MV: The Mars implementation was both an anomaly and a master lesson. We saw an abnormally fast pace of growth, and so they had to be particularly strategic in implementing their automation strategy.
They’ve taken a big step forward in ensuring that their finance department is involved throughout the implementation process. This is critical to ensuring the long-term effectiveness of AI. It can’t just be about technology. It has to translate into business value and solve a real challenge.

While this answer may seem superficial, the only thing that really comes to mind is to start earlier. Getting behind the wheel of the DeLorean and accelerating in a strategic, data-driven direction gives you more time to interact and adapt to the technology, which ultimately gives you a head start on the future of operational excellence. With AI and automation, you can only really know if it works once you’ve had time to interact with it and see how it fits into your entire organization. Without that hands-on experience, it’s hard to build a solid foundation.
I would advise organizations seriously considering automating AP processes to be careful in their choice of solutions and implementation partners, and to make data-driven decisions about where AI can play the most significant role.

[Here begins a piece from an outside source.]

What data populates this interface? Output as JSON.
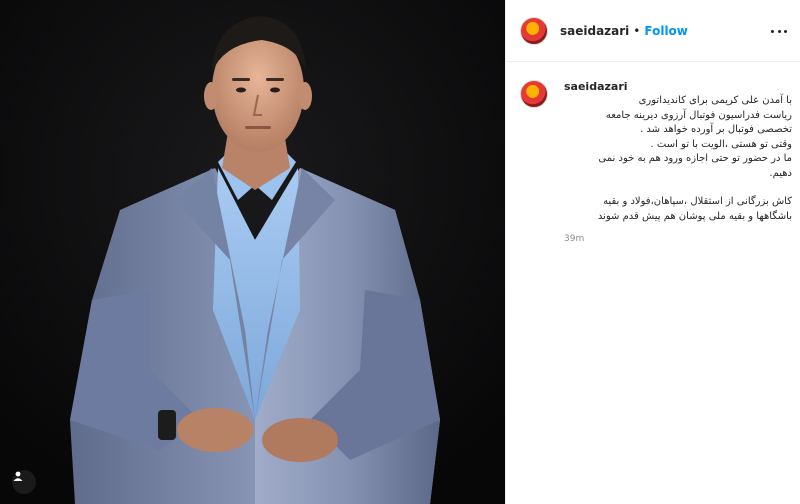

For example, intense efforts to organize complex and diverse processes into formalized documents could benefit enormously from data-driven tools like process intelligence. By collecting data at every step of a workflow, process intelligence provides the most comprehensive visibility into how processes are executed end-to-end. This enables efficient and accurate representations of core workflows, which could significantly accelerate initiatives like Mars’ 200-page AP workflow documents.
When I recently joined Mars at a digital summit on AP automation hosted by SSON, 70% of attendees said they were evaluating or learning how to use AI in AP, and I think that strongly suggests that this growing trend is not going to slow down anytime soon. Missing the AI train could be a recipe for disaster for any food manufacturer.